Even after picking a major, there's a chance that it won't work out. (This happens to a lot of people.) Sometimes you have to sit through a college calculus class to realize that's not how you want to spend the next four years of your life.
With spring graduation in less than three months, a bigger question is haunting college students. What if they get a job in their field, and they hate it?
As it turns out, your college major doesn't have to dictate what you do for the rest of your life, and that’s a huge relief.
Before coming to Auburn, Roberts earned a Bachelor of Arts in Journalism and Mass Communication from Drake University. Her major was Advertising Management, with minors in Business and Marketing. Unlike many undergraduates, she graduated with the first major she declared.
“I was probably one of the few that did not switch majors,” Roberts says.
Roberts continued her education by attending law school at the University of Missouri's Kansas City campus.
“My journalism writing skills helped me as an attorney and are useful in my current position,” says Roberts. “I write press releases for various events, as well as articles for the College of Education website. I also use my web design skills from undergrad to create content for the Kinesiology website.”
Alison Hall received her Master’s in Public Administration with a concentration in Criminal Justice from Auburn. As an undergraduate, Hall earned a degree in Government with a focus on Public Administration and Art History from Sweet Briar College in Virginia.
While attending Auburn, she worked as a graduate research assistant for the Center of Governmental Services on campus and a part-time Auditing Assistant for the city of Auburn's finance department.

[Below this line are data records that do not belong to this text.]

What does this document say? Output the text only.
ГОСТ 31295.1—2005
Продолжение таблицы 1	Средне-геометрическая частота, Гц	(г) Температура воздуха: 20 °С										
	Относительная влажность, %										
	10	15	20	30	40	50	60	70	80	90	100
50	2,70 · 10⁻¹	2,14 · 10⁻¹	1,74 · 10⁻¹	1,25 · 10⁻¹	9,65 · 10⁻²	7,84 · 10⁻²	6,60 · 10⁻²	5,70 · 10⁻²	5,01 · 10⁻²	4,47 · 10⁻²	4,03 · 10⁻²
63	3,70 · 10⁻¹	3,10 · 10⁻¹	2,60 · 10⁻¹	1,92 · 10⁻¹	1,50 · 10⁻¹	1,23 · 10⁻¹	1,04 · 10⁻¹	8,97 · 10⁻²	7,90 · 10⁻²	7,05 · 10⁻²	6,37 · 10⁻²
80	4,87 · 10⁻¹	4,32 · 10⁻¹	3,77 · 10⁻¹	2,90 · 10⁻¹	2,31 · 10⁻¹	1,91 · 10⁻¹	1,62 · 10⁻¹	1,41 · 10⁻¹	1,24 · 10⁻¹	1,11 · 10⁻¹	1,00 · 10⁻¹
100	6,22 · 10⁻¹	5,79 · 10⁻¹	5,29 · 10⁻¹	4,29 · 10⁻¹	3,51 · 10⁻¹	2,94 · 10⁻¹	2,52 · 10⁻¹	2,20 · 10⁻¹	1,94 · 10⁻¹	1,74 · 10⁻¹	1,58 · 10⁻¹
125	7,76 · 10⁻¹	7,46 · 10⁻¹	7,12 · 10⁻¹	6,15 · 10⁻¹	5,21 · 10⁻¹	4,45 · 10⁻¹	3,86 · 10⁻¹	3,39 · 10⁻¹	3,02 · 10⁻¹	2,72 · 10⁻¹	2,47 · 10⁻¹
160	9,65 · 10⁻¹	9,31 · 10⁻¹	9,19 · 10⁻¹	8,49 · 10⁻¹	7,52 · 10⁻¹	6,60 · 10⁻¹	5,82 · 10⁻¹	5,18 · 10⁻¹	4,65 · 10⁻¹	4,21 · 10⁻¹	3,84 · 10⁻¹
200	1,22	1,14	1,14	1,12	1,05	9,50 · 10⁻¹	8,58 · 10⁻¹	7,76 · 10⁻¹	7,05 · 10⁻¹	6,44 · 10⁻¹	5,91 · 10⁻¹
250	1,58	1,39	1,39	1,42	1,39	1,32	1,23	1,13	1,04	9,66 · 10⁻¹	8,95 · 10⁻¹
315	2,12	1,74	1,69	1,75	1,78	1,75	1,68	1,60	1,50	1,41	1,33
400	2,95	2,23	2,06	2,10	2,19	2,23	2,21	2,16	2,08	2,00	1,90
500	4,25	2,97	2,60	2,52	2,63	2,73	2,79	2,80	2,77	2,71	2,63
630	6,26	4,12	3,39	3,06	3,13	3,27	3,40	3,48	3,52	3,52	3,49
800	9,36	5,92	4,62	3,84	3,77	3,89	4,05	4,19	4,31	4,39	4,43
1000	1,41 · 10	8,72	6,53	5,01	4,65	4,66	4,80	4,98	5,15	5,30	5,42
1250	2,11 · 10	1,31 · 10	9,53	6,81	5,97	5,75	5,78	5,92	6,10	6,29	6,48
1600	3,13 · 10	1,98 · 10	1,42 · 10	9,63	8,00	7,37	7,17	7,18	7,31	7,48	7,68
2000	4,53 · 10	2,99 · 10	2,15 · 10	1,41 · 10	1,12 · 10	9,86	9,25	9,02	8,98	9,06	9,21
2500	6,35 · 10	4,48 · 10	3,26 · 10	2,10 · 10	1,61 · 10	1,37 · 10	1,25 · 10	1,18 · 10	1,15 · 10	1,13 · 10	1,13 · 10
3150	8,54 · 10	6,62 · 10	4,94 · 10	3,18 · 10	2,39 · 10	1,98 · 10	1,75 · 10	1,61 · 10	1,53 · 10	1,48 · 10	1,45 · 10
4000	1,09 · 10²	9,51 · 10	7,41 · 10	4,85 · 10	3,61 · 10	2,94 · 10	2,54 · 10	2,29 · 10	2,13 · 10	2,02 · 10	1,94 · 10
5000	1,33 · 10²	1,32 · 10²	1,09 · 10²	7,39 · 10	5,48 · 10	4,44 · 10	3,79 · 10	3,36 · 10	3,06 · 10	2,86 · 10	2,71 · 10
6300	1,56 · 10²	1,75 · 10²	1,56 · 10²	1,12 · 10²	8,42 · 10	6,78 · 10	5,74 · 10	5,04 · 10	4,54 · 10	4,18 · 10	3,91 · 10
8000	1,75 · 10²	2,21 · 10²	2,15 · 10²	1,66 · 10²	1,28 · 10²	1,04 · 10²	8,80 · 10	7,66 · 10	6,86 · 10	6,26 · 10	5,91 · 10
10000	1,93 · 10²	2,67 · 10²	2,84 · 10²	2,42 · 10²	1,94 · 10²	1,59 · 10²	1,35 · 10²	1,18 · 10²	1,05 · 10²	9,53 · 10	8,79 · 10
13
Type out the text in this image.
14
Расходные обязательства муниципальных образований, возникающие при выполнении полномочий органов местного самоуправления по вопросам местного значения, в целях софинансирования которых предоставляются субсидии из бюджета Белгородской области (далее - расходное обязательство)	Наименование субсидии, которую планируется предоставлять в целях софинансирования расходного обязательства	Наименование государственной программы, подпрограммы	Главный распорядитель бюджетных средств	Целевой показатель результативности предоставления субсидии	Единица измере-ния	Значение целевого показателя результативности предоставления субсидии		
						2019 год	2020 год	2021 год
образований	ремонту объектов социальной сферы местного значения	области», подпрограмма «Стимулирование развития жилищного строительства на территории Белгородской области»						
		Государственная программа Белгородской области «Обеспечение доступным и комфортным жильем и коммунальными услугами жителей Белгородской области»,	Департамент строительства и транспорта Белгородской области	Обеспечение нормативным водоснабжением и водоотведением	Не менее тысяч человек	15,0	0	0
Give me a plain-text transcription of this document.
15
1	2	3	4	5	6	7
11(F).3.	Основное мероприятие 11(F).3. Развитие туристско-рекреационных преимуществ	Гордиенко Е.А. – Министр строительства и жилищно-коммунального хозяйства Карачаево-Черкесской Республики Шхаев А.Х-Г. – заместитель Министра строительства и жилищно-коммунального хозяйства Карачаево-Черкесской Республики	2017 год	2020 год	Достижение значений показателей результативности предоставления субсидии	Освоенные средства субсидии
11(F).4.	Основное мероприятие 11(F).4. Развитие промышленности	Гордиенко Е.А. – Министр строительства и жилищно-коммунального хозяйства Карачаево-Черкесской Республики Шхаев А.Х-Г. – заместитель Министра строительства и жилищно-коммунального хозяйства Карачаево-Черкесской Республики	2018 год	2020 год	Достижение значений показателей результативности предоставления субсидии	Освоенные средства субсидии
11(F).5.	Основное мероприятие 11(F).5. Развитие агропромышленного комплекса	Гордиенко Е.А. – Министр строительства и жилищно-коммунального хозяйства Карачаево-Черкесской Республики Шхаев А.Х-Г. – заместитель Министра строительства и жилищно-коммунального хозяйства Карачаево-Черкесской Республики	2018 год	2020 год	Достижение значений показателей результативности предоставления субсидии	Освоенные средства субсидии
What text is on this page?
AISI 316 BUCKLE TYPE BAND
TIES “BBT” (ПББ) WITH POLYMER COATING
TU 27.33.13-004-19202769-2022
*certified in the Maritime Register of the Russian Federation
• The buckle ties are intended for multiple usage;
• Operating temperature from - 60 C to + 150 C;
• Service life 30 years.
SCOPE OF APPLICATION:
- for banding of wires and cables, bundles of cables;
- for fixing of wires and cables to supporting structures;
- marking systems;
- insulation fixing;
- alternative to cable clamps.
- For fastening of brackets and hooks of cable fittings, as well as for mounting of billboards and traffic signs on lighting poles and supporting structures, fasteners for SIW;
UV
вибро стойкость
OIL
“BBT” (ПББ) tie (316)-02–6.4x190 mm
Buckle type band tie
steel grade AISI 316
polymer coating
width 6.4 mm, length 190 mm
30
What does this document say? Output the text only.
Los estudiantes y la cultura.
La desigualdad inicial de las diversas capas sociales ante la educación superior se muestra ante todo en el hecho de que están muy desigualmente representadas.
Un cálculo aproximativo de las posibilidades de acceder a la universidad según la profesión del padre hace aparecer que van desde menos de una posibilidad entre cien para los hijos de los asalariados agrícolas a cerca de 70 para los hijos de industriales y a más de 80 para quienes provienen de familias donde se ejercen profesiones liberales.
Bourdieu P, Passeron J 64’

Her first job after getting her Master’s degree from Auburn was as the Cultural Arts Director for the City of Auburn Parks and Recreation department.
“I enjoyed creating events,” Hall said when asked her favorite part of that job. “It was something I never actually studied or realized I liked or wanted to do.”
Hall now works as Community and Special Programs Director for the Auburn Parks and Recreation department.
“I think it is great for students to try new classes when they first arrive on campus and not immediately pigeon-hole themselves into one direction or field of study,” says Hall. “Getting 'into the field' for a semester can truly open your eyes to new interests and can also firmly solidify that you do not want to pursue a certain career or field of study."
Auburn University also has a Career Center available to help students with choosing a major and career, transitioning from college into a career and provide many other services. You can visit the Career Center in Mary Martin Hall by appointment or as a walk-in.